翌日。何故か目が覚めてしまったハジメはデルフを抜き、手入れを始めた。彼はとてもうれしそうだ。
「相棒、俺っちうれしいよ。あそこじゃ手入れしてくれなかったんだぜ?」
「そりゃ大層苦労したな。お前に聞きたいことがあるんだが、ワルドをどう思う?」
「娘っこの婚約者って奴のことだろ?別に変わったところはないけどよ、なんか違和感あるぜ」
「俺もそう思う。最初にあった時から疑問に思ってな」
ノックの音が聞こえる。
「どうぞ」
「おはよう、使い魔君」
噂をしていた男、ワルドが入ってきた。
「何のようだロリコン髭。飯はまだ先だぞ」
「まぁ話を聞いてほしい。君、ガンダールブだってね」
「確証は?」
「左手のルーンが証拠だ。
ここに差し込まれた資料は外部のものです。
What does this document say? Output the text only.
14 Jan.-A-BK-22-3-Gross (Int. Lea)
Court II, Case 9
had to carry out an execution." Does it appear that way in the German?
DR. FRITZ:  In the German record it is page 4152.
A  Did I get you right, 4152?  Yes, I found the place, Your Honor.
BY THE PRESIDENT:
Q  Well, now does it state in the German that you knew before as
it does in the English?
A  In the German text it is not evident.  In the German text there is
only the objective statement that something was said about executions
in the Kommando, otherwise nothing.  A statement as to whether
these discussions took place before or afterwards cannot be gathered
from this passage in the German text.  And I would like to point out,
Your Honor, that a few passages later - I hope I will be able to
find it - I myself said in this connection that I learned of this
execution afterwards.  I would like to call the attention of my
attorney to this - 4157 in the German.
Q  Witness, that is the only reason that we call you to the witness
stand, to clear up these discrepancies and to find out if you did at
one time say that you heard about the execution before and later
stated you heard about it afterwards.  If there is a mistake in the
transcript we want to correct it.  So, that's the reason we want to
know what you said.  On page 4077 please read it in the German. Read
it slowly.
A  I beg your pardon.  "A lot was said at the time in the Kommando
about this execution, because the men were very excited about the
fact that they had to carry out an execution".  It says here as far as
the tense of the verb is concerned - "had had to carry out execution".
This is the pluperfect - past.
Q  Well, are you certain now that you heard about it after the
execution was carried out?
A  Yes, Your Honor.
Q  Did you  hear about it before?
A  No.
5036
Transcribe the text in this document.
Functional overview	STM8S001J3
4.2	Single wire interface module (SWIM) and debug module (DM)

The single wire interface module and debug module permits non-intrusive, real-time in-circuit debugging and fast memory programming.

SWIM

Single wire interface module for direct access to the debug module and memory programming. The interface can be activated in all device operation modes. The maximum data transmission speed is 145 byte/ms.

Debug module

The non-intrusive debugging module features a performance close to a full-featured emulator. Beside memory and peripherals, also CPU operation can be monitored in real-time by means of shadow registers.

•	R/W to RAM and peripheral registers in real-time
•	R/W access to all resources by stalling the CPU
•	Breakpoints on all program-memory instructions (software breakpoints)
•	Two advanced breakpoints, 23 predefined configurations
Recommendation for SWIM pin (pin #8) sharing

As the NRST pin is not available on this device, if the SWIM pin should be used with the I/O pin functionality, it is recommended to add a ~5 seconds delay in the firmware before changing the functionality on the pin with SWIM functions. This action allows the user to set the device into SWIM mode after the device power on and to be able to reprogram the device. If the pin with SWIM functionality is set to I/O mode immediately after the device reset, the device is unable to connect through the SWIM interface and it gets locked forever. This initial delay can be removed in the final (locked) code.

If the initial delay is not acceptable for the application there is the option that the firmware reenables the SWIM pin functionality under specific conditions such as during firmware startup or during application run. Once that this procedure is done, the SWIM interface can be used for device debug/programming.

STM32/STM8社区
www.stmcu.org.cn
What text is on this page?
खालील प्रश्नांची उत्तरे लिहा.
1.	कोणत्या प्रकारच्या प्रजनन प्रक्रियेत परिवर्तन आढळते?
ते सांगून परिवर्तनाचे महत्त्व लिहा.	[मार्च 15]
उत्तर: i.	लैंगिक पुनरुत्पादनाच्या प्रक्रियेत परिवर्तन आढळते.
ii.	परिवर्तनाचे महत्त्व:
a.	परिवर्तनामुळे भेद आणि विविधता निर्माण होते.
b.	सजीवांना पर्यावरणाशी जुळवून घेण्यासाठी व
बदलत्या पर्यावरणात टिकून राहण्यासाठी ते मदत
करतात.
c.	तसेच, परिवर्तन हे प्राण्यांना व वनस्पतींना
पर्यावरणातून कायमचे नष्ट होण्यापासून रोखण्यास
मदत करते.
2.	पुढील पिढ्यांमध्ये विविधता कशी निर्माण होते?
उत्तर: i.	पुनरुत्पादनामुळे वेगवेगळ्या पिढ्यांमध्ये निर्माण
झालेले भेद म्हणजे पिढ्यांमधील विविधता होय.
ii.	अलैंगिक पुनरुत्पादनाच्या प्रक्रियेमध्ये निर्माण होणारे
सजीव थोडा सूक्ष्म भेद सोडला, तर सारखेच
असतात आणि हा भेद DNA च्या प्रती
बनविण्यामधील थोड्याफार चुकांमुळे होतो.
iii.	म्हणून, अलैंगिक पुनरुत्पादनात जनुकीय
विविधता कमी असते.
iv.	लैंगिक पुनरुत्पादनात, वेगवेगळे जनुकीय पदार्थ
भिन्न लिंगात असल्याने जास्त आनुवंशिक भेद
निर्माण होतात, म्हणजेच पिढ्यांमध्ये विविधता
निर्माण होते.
僕はそれを見たしね」
ハジメはデルフを置くと、左手に装着している籠手を見せた。
「・・・変だな、俺はお前に籠手を外して見せた記憶がないぞ。寝ている隙にと言うなら、とっくに気づいて氷雨丸の錆だ。正直に話せ」
「オスマン氏から聞いたんだ。実は、陰で行列の護衛していたから彼に会う機会があってさ」
「ほぅ。ジジイにか」
「それに僕は王立図書館の書物で伝説のルーン等を調べたりするの大好きでね」
「・・・建前はわかった。用件は?」
「僕と決闘し」
「断る。笑えん冗談だ」
白けた表情でワルドを見る。
「怖がっているのかね、僕と戦うことが」
「レオンに負けたお前の実力は知ってる。それともなんだ、意外と喧嘩っ早いのか?」
普段よりも多く殺気を放ち、牽制する。
「・・・すまなかった、僕は部屋に戻るとしよう」
ワルドが部屋を出て行こうとする。
「本気でルイズを愛してるなら、何故光鳥に気づかれるように動いたんだ?」
思わぬ問いかけに答えようにないワルドは急いで去っていった。その姿を見てハジメは思わず笑ってしまった。
「笑えるな、あれがグリフォン隊のリーダーとはな。まだアーサーがリーダーになった方がマシだぜ」
懐かしい後輩の名前を呟くと、再びデルフを磨くのであった。
「兄貴、アーサーって誰ですか?」
「ミズガルズ図書館の後輩だ。お前と姿形はやや似てるが、中身はデリカシーの無い能天気アルケミストだ。良い奴だけどな」
「なんというか・・・兄貴に勝てる人、いるんですか?」
「トキオを怒らせたら、生きて帰れないぞ。俺でも瀕死に追い込まれた」
磨きを終えたデルフを鞘に収めると、自分の氷雨丸を腰に差した。
「今日はトルネードの練習だ、どっかに広場とかないか?」
「それなら、練兵場がここから少し離れた場所にあります。今日も行くんですね」
着替えを終え、準備体操を終えたギーシュ。
「俺のあげた剣、大事してくれて嬉しい限りだ」
師弟は揃っ練兵場に向かった。その姿を確認したトキオは、こっそりとついて行くことにした。